A reading of the allegations establishes that O'Rear would not have purchased the 550 Putting Green Lane property but for the existence of the joint venture or partnership with Morrissey and Putrino, and would not have suffered any damages. The memorialization of the partnership attached to the complaint is not dated; however, the allegations establish that all three individuals were discussing and had agreed on the joint venture with its purpose to purchase the 550 Putting Green Lane property before the closing on the property. It was discussed among the three individuals that the property would be put in O'Rear's name because of his good credit and ability to pay the deposit and down payment. See Chicago Title, 31 So.2d at 216-217 (holding that regardless of whether liability was based on negligence, the misappropriation of funds fell within an exclusion of the policy at issue and Chicago Title would have had no obligation to pay damages "but for" the misappropriation).

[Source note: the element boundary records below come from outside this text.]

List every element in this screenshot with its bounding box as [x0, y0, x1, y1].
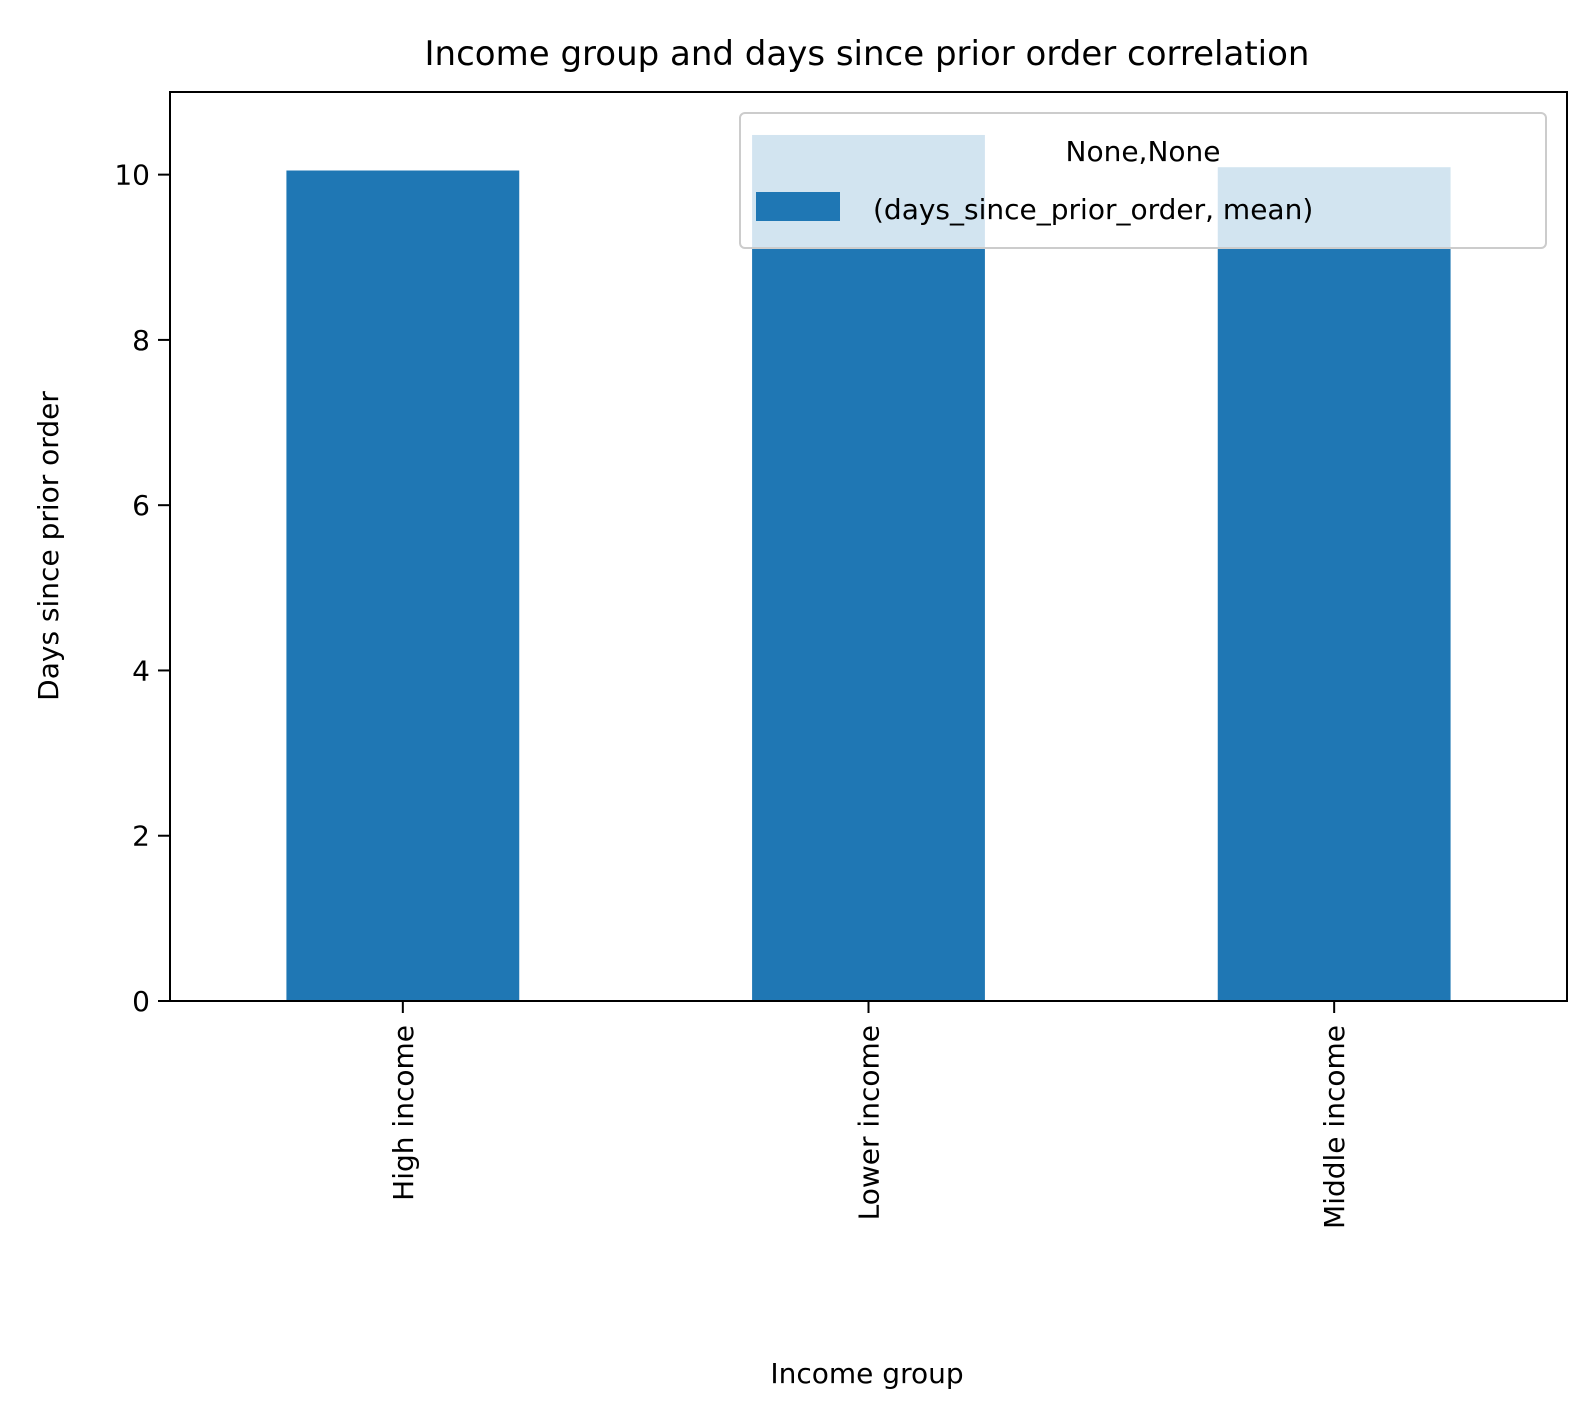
legend-title: None,None — [1066, 135, 1221, 168]
x-tick-label: Lower income — [853, 1025, 886, 1220]
y-tick-label: 2 — [132, 820, 150, 853]
y-tick-label: 6 — [132, 489, 150, 522]
chart-title: Income group and days since prior order … — [425, 34, 1310, 74]
y-axis-label: Days since prior order — [32, 391, 65, 701]
y-tick-label: 4 — [132, 654, 150, 687]
bars-layer — [286, 134, 1451, 1002]
bar-middle-income — [1217, 167, 1451, 1001]
y-tick-label: 10 — [114, 159, 150, 192]
bar-lower-income — [752, 134, 985, 1002]
bar-high-income — [286, 170, 520, 1002]
x-axis-label: Income group — [770, 1357, 963, 1390]
legend-series-label: (days_since_prior_order, mean) — [873, 193, 1313, 226]
axes-layer: 0 2 4 6 8 10 High income Lower income Middle inc… — [114, 159, 1351, 1229]
legend: None,None (days_since_prior_order, mean) — [739, 112, 1547, 249]
x-tick-label: High income — [387, 1025, 420, 1201]
legend-swatch — [756, 192, 840, 221]
y-tick-label: 0 — [132, 985, 150, 1018]
x-tick-label: Middle income — [1318, 1025, 1351, 1229]
y-tick-label: 8 — [132, 324, 150, 357]
legend-box — [739, 112, 1547, 249]
plot-area-frame — [169, 91, 1568, 1002]
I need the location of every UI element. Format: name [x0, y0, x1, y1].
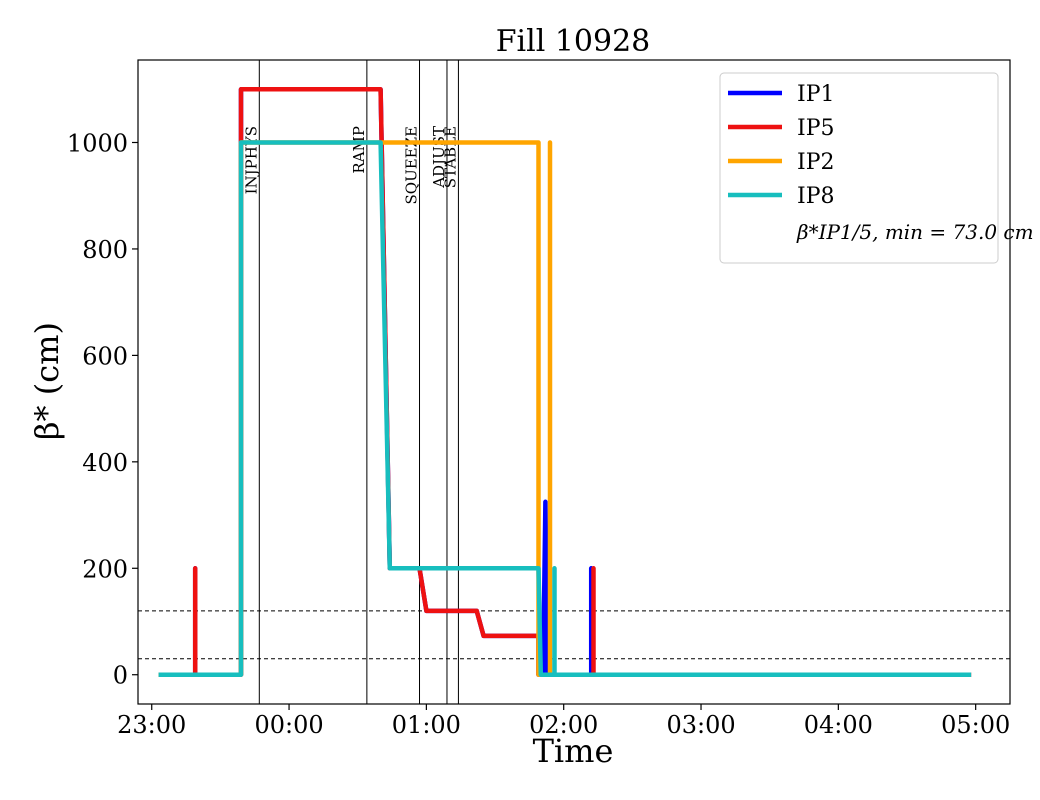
series-group	[158, 87, 972, 677]
chart-title: Fill 10928	[496, 24, 651, 59]
y-axis-label: β* (cm)	[28, 322, 66, 440]
x-tick-label: 03:00	[666, 711, 735, 739]
x-tick-label: 05:00	[941, 711, 1010, 739]
legend: IP1 IP5 IP2 IP8 β*IP1/5, min = 73.0 cm	[719, 72, 1034, 264]
legend-label: IP5	[797, 116, 835, 141]
y-tick-label: 400	[82, 449, 128, 477]
plot-frame	[137, 59, 1011, 705]
phase-marker-label: SQUEEZE	[403, 126, 421, 205]
legend-label: IP2	[797, 150, 835, 175]
phase-marker-label: INJPHYS	[242, 126, 260, 194]
x-tick-label: 00:00	[254, 711, 323, 739]
series-line	[158, 87, 972, 677]
y-tick-label: 200	[82, 555, 128, 583]
legend-box	[719, 72, 999, 264]
y-tick-label: 0	[113, 662, 128, 690]
y-tick-label: 600	[82, 342, 128, 370]
y-tick-label: 1000	[67, 129, 128, 157]
y-tick-label: 800	[82, 236, 128, 264]
legend-note: β*IP1/5, min = 73.0 cm	[796, 220, 1034, 244]
series-line	[158, 140, 972, 677]
phase-marker-label: RAMP	[350, 126, 368, 174]
x-axis-label: Time	[533, 732, 614, 770]
x-tick-label: 04:00	[804, 711, 873, 739]
x-tick-label: 23:00	[117, 711, 186, 739]
legend-label: IP8	[797, 184, 835, 209]
legend-label: IP1	[797, 82, 835, 107]
x-tick-label: 02:00	[529, 711, 598, 739]
x-tick-label: 01:00	[392, 711, 461, 739]
phase-marker-label: STABLE	[441, 126, 459, 188]
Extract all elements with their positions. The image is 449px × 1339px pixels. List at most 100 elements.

The precise language of the exclusion applies to a claim "arising out of" the purchase of property by an entity "in which any Insured had . . . a contemplated financial interest." From the face of the complaint, both Morrissey and Putrino had a contemplated financial interest in the purchase of the property. The technicality of the property being placed in O'Rear's individual name only does not render the exclusion inapplicable. O'Rear never would have purchased the property without the joint venture in place because, as the allegations attest, Morrissey and Putrino were going to make the mortgage payments and pay the expenses associated with the property. Whatever the facts turned out to be after the closing has no bearing on whether the exclusion applies. See Chicago Title, 31 So.2d at 216 (citingKopelowitz v. Home Ins. Co., 977 F.Supp. 1179, 1187 n. 3 (S.D. Fla. 1997), which cites Spencer v. Assurance Co., 39 F.3d 1146, 1148 (11th Cir. 1994), for the proposition that notwithstanding an insurer's refusal to defend leading to the insured's entering into a consent judgment, only eight corners of complaint and policy are used in determining duty to defend and coverage).
Duty to Indemnify
Under Florida law, "[t]he duty to indemnify is narrower than the duty to defend, and there must be a determination that coverage exists before a duty to indemnify arises." McCreary, 758 So.2d at 695 (quoting Illinois Ins. Exch. v. Scottsdale Ins. Co., 679 So.2d 355, 358 (Fla.Dist.Ct.App. 1996)). Having found that no duty to defend exists, there is no concomitant duty to indemnify.See Allstate Ins. Co. v. Safer, 317 F.Supp.2d 1345, 1358 (M.D. Fla. 2004); WellCare of Fla., Inc. v. American Int'l. Specialty Lines Inc. Co., 16 So.3d 904, 906 (Fla.Dist.Ct.App. 2009). Thus, Greenwich had no duty to pay O'Rear the amount of the consent judgment entered in the state court case.
It is therefore ORDERED AND ADJUDGED as follows:
(1) 1) Defendant/Counterclaimant's Motion for Summary Judgment (Dkt. 42) is GRANTED.
(2) Plaintiff/Counterclaim Defendant's Motion for Summary Judgment (Dkt. 48) is DENIED.
(3) The clerk is directed to enter judgment for Defendant and against Plaintiff.
(4) The clerk is directed to close the case.DONE AND ORDERED at Tampa, Florida, on November 23, 2010.